The aims of this project were to: (i) understand how glucose metabolites (such as the nucleotides ATP and MgADP), and sulphonylurea drugs, interact with the KATP channel to influence its opening and closing; (ii) determine if the KATP channel plays a role in secretion of the glucose-increasing hormone glucagon from pancreatic alpha-cells; (iii) explore how sulphonylurea therapy affects glucose homeostasis in ND; and (vi) investigate how severe ND mutations cause neurological problems as well as diabetes, and the extent to which these can be alleviated by sulphonylurea therapy. We made significant advances in all these areas.

We developed a novel assay that allows us to determine nucleotide binding to the KATP channel with high temporal and spatial resolution. This has provided fresh insights into how nucleotides regulate channel function, and demonstrated an important interaction between nucleotides and sulphonylurea action. There is evidence that the KATP channel is part of a much larger complex of interacting proteins and we made significant progress towards identifying these partner proteins. We discovered the channel is present at neuronal synapses, which may explain why its mutation can cause neurological problems.

We showed KATP channels play an important role in glucagon secretion, and explained why their closure in response to glucose metabolism paradoxically inhibits glucagon release (whilst stimulating insulin secretion). We elucidated how chronic hyperglycaemia (such as occurs in diabetes) impairs beta-cell structure and function. We also showed that chronic hyperglycaemia rapidly impairs cardiac function. These effects can be reversed if normal blood glucose levels are quickly restored.

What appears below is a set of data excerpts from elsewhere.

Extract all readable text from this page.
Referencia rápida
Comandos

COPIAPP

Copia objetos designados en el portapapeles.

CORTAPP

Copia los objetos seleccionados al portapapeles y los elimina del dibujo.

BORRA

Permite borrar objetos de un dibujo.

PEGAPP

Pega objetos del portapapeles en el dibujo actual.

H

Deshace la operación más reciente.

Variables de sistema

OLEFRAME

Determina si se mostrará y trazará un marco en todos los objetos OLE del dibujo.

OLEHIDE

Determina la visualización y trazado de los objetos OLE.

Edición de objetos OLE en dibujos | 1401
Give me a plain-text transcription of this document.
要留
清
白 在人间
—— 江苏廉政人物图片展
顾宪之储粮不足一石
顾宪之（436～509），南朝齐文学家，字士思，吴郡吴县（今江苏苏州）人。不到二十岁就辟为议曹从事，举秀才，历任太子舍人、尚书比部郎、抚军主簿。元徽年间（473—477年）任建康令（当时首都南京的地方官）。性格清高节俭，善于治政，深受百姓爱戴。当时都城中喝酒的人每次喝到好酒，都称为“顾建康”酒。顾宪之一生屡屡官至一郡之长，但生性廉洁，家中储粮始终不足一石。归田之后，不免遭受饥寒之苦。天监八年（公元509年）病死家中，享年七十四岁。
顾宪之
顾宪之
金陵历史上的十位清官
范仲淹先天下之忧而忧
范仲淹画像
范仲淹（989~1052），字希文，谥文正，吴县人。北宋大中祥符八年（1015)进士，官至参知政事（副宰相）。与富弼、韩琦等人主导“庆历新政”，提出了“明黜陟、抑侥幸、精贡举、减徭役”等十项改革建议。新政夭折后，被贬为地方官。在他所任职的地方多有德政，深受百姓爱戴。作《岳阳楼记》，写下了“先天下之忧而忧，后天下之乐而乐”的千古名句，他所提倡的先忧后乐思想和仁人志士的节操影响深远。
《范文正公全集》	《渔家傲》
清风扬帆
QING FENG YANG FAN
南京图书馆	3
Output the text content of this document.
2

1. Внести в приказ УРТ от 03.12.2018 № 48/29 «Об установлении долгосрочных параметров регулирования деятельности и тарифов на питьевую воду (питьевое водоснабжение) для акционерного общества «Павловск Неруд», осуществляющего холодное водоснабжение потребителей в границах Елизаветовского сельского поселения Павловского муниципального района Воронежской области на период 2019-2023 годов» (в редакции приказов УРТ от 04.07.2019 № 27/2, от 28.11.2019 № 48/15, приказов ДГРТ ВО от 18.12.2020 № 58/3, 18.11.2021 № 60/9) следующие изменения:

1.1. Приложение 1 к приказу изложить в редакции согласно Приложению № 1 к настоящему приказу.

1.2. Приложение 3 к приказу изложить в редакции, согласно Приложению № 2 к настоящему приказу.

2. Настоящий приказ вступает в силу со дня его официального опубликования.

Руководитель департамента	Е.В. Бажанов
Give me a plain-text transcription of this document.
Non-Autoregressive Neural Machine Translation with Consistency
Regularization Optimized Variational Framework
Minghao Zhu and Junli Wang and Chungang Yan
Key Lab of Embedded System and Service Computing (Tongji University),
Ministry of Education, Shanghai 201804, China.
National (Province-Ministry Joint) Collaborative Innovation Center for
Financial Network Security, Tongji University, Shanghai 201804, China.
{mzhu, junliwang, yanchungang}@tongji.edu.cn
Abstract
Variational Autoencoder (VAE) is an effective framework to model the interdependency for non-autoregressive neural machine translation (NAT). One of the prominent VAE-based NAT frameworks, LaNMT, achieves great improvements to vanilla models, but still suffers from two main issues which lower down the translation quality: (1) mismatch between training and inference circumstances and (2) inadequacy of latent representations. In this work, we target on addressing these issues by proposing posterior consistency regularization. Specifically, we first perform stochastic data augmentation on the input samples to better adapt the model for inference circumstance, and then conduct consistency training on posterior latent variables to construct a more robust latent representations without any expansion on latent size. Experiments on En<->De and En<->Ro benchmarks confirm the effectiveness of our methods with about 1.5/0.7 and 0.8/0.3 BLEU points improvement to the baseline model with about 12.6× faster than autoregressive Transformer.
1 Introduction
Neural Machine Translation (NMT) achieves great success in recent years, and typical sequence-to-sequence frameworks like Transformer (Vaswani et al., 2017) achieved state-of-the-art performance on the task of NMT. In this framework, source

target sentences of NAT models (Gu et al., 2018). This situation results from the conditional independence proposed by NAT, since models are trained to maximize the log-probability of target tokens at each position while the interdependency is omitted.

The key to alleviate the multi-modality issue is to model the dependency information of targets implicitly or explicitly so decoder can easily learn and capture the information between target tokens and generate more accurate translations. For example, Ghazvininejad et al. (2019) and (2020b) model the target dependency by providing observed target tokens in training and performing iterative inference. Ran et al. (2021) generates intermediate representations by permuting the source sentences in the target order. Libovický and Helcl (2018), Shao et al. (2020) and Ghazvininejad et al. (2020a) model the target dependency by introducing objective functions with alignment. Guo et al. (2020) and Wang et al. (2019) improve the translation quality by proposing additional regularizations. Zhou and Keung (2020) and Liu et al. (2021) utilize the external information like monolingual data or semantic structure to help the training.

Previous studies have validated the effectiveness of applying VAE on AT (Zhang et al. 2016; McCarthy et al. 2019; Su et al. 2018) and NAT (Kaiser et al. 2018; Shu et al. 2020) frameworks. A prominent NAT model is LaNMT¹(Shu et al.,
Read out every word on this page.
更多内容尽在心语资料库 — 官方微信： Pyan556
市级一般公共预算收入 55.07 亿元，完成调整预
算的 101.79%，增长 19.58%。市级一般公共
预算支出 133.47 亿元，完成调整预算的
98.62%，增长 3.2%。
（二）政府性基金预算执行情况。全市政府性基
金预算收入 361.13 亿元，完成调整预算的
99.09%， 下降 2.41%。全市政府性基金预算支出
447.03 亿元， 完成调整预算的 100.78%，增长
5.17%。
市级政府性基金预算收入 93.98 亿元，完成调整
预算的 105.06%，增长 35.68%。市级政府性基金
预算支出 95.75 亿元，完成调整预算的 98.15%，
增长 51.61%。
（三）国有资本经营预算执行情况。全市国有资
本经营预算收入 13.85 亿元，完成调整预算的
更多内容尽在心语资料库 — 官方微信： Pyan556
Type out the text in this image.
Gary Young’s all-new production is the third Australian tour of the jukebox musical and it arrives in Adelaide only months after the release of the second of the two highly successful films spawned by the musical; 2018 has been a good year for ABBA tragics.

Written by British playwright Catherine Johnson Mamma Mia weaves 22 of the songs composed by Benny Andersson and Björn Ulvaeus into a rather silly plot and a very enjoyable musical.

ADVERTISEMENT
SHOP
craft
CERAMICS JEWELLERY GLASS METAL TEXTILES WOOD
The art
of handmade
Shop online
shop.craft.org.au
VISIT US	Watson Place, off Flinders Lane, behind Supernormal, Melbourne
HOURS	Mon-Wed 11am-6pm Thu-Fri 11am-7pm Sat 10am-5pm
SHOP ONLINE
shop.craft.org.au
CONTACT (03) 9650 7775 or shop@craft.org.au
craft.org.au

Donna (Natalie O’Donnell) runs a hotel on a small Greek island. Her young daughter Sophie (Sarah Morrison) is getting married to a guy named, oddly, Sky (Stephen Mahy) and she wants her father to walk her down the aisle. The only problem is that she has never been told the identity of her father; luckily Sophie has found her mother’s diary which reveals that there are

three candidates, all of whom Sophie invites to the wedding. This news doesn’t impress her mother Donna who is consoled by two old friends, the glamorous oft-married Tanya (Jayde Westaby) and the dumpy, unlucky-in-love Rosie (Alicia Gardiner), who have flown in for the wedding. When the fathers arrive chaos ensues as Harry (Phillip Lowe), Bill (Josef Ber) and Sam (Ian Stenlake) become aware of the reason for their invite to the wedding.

We showed that successful transfer of ND patients to sulphonylurea therapy depends on the functional effect of the mutation and the age at transfer, being less frequent for diabetes of longer duration. We developed a highly sensitive method of measuring sulphonylurea concentration. We used this, together with an ND mouse model, to show sulphonylureas are rapidly pumped out of the brain, which may explain why they are not very effective at treating the neurological symptoms. We also showed sulphonylureas are present in the breast milk of sulphonylurea-treated mothers and can affect glucose homeostasis in newborns. This has implications for sulphonylurea therapy during pregnancy.